Asaf yeri dövercesine merdivenleri çıkıp odasını kapısını şiddetle açtı. Dilşa ayaklanıp aşağa inecekken sertçe açılan kapı ile yerinde donakaldı.
Asaf şu an oldukça korkutucu duruyordu. Korkmadan edemedi vücudundan bir titreme geçti. Onu daha önce hiç böyle görmemişti. Kapıyı hızla kilitledi Asaf.
Dilşaha döndü"SANA YALANI SEVMEM DEMİŞTİM!" diye bağıran Asaf ile korkuyla yutkundu Dilşa. Ne dediğine niye böyle olduğuna anlam veremiyordu. Ne olmuştu?
Üstüne gelen Asafla adımlarını geriledi Asaf adım artıkça o geriliyordu "As-"
"Bana dedin ki, İmge ile buluşucam bende sana güvendim ve git dedim" sakince konuşuyor ama sinirini de gösteriyordu Asaf, Keyifsizce güldü, Dilşanın sırtı soğuk duvara yaslanınca kaçacak yeri kalmamıştı Asaf ile karşı karşıya durmuş aralarında bir adım bile kalmamıştı.
"Ama benim kuzenine gidecek diye dışarı yolladığım karım Yalçınların oğlu Akın ile dip dibe!" Asafın son sözlerini bağırarak söylemesi ile Dilşa irkildi. O şu an babasına benziyordu merhametini derinlere gömmüş öfkesinin ateşini yakmış her yeri cehenneme çeviriyordu. Kafasında Dilşanın o adamla olan görüntüleri dolaşıp duruyor baştan aşağı kalbini ve ruhunu öfkeye boğuyordu.
Asafın laneti öfkesiyken Dilşanın suskunluğuyudu.
Dilşa Asafın dedikleri ile "Asaf öyle bir şe-"
"Neden sana inanayım Dilşa lan resimleriniz var dip dibe olduğunuz resimleriniz var! Sana güvendim ben her şeye rağmen seni kabul ettim!" Diyerek çıldırmış gibi bağrıyordu.

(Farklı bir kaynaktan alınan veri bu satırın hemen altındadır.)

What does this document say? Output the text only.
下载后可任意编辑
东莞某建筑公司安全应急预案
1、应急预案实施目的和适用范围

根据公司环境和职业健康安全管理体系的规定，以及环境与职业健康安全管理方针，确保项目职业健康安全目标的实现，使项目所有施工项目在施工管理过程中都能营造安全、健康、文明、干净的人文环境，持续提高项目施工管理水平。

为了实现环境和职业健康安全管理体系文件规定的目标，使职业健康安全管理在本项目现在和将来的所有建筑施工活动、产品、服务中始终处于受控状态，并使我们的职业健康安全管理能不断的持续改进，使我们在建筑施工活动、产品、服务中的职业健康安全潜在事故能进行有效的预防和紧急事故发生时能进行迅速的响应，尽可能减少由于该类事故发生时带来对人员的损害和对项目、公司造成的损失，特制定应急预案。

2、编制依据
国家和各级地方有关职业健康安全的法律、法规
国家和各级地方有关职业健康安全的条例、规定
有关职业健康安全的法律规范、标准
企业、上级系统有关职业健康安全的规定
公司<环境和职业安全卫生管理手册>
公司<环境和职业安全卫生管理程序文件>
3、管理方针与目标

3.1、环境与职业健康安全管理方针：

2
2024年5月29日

Elini kaldırıp duvara vurackken Dilşanın elleri ile kendini korumasıyla Asaf sertçe yutkundu. Ona vurmazdı. Her ne olursa olsun ona asla vurmazdı. Dilşanın ona vuracağını düşünürek kendini koruması ile sert yumruklarını defalarca duvara vurdu. Dilşa göz yaşlarını serbest bırakmıştı. Ona vuracağını sanmıştı belki de bana vuracaktı diye düşündü sırtını yasladığı duvara Asafın ard arda yumruk atması ile kalbi korkuyla attı.

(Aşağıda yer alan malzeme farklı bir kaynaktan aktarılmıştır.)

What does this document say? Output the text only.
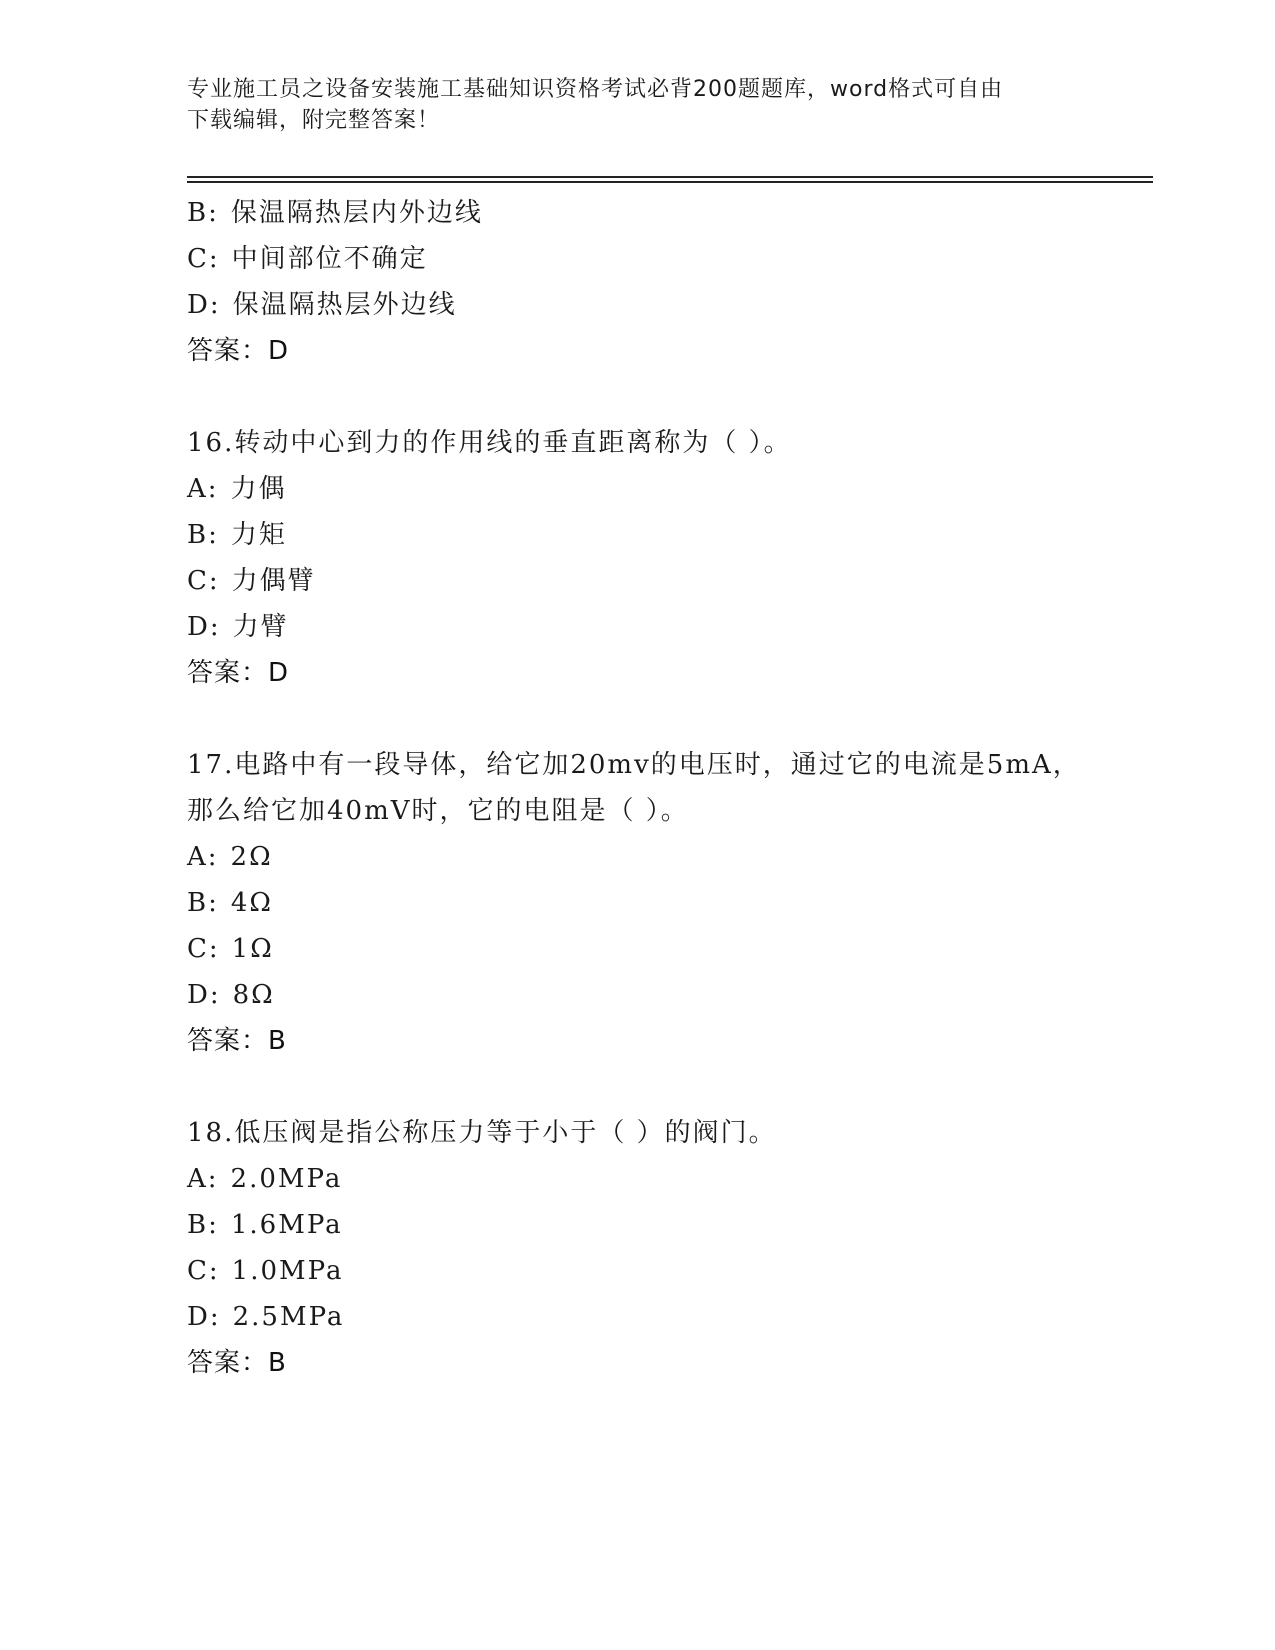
专业施工员之设备安装施工基础知识资格考试必背200题题库，word格式可自由
下载编辑，附完整答案！
B: 保温隔热层内外边线
C: 中间部位不确定
D: 保温隔热层外边线
答案：D
16.转动中心到力的作用线的垂直距离称为（ ）。
A: 力偶
B: 力矩
C: 力偶臂
D: 力臂
答案：D
17.电路中有一段导体，给它加20mv的电压时，通过它的电流是5mA，
那么给它加40mV时，它的电阻是（ ）。
A: 2Ω
B: 4Ω
C: 1Ω
D: 8Ω
答案：B
18.低压阀是指公称压力等于小于（ ）的阀门。
A: 2.0MPa
B: 1.6MPa
C: 1.0MPa
D: 2.5MPa
答案：B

Asafda onu dinlememişti. Söz vermiş lakin dinlememişti. Tıpkı amcası gibi tıpkı yengesi gibi ilk onu suçlamıştı.
Asaf Zahir karısına verdiği sözü çiğnemiş değil dinlemek konuşmasına bile izin vermemişti.
Asaf duvara yumruklar vuruken bir yandan da konuşuyordu "Bana neden anlatmadın çok mu zordu anlatmak Dilşa! sikeyim hep susuyorsun anlatackatın en başından anlatıcaktın madem seni seven var söyleyecektin! Ne yapacağım söyle tüm mardinin diline düşeceksin nasıl koruyacağım seni NE YAPACAĞIM BEN SENİNLE DİLŞA" diyerek Dilşadan uzaklaşıp etrafta ne varsa yakıp yıkıyordu.

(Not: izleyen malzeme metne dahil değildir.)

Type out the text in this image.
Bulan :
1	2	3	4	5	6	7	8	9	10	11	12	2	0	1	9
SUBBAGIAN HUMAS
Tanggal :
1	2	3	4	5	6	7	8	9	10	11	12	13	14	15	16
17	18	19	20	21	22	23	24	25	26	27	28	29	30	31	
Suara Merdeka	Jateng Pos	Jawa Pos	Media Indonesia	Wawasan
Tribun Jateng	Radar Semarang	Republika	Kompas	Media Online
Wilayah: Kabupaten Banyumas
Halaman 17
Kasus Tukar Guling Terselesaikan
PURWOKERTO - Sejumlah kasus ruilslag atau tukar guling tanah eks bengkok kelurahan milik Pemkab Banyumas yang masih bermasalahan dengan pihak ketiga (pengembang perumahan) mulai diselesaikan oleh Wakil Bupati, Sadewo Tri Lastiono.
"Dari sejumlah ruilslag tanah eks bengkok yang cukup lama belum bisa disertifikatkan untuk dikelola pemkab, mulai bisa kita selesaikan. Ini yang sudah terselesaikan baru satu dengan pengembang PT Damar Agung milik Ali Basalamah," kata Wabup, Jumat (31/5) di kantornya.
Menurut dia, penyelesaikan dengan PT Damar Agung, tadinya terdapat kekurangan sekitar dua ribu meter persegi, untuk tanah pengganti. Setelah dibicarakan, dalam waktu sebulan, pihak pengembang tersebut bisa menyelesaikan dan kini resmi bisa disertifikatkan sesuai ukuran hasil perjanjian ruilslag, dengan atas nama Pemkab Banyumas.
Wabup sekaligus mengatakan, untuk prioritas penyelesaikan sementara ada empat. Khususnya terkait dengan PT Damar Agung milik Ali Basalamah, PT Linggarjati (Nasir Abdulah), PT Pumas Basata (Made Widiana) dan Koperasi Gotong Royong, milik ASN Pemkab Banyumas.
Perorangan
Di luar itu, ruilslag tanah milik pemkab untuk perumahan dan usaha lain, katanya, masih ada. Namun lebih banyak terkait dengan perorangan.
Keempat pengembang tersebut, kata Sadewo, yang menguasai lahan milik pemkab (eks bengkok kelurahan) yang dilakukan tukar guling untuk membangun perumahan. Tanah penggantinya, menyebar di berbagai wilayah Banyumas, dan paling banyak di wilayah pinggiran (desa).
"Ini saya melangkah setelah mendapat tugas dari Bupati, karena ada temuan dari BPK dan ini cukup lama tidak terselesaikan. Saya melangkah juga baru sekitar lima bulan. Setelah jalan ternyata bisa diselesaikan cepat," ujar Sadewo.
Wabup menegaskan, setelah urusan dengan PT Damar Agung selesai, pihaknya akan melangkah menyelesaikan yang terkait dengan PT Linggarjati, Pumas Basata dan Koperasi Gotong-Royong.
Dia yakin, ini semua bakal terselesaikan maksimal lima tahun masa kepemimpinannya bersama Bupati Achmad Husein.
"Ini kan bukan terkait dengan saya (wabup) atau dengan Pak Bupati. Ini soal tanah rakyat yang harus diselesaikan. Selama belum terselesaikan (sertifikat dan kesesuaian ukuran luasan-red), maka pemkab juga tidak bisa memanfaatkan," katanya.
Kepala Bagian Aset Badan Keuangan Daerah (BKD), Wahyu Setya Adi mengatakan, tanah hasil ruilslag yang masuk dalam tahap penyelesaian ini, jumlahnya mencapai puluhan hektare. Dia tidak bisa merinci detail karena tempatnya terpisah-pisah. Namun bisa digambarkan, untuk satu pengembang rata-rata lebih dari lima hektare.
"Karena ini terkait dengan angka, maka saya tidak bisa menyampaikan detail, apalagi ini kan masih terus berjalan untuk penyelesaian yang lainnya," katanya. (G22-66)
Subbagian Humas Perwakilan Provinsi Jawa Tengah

Bu saçmalık Mardindeki insanların diline düşerse Dilşa hakkında kötü konuşacak onu ezikleyeckelrdi Asafın sinirlendiği bir diğer konıyda buydu. Onu o kötü gözlerden nasıl koruyacaktı!?
Makyaj masasının üstündeki tüm eşyaları yere dağıtmış masayı devirmişti. Odadaki cam sehpayı yere vurmuş paramparça etmişti. Kitaplıdaki tüm kitapları fırlatmıştı. Dilşa kulaklarını kapatmış duvar kenarına sinmişti.
Korkuyordu.
Konuşmayı denemişti lakin kendi kendine konuşup etrafı dağıtan Asaf onu ne görüyor ne de duyuyordu. Kapının dışında Dilan Zilan ve Boranın sesi geliyor kapıyı açmaları için kapıyı yumrukluyorlardı. İçerden gelen sesler onları oldukça korkutuyordu.
Zinnet hanım ve kızı köşeden keyifle izliyordu. Gelini ise olanları heycanla izliyordu. Bu durum tabiki de onları mutlu etmişti. Perwan eve daha gelmemişti. Şahin ağa ise köşede durmuş olanları izliyordu.
Asafa senin damarlarında benim de kanım akıyor derken tam olarak bundan bahsediyordu. Asafın öfkesi babasının ona kalan mirasıydı.
Berzan konağa girince yukarıdan gelen sesler üzerine hızlı adımlar ile yukarı çıktı. Asafın o şekilde şirketten çıkması hiç bir şekilde hayra alamet değildi. Asafın odasının önündeki aile üyelerini görünce kenara çekilmelerini söyleyip kapıyı kırmaya çalıştı.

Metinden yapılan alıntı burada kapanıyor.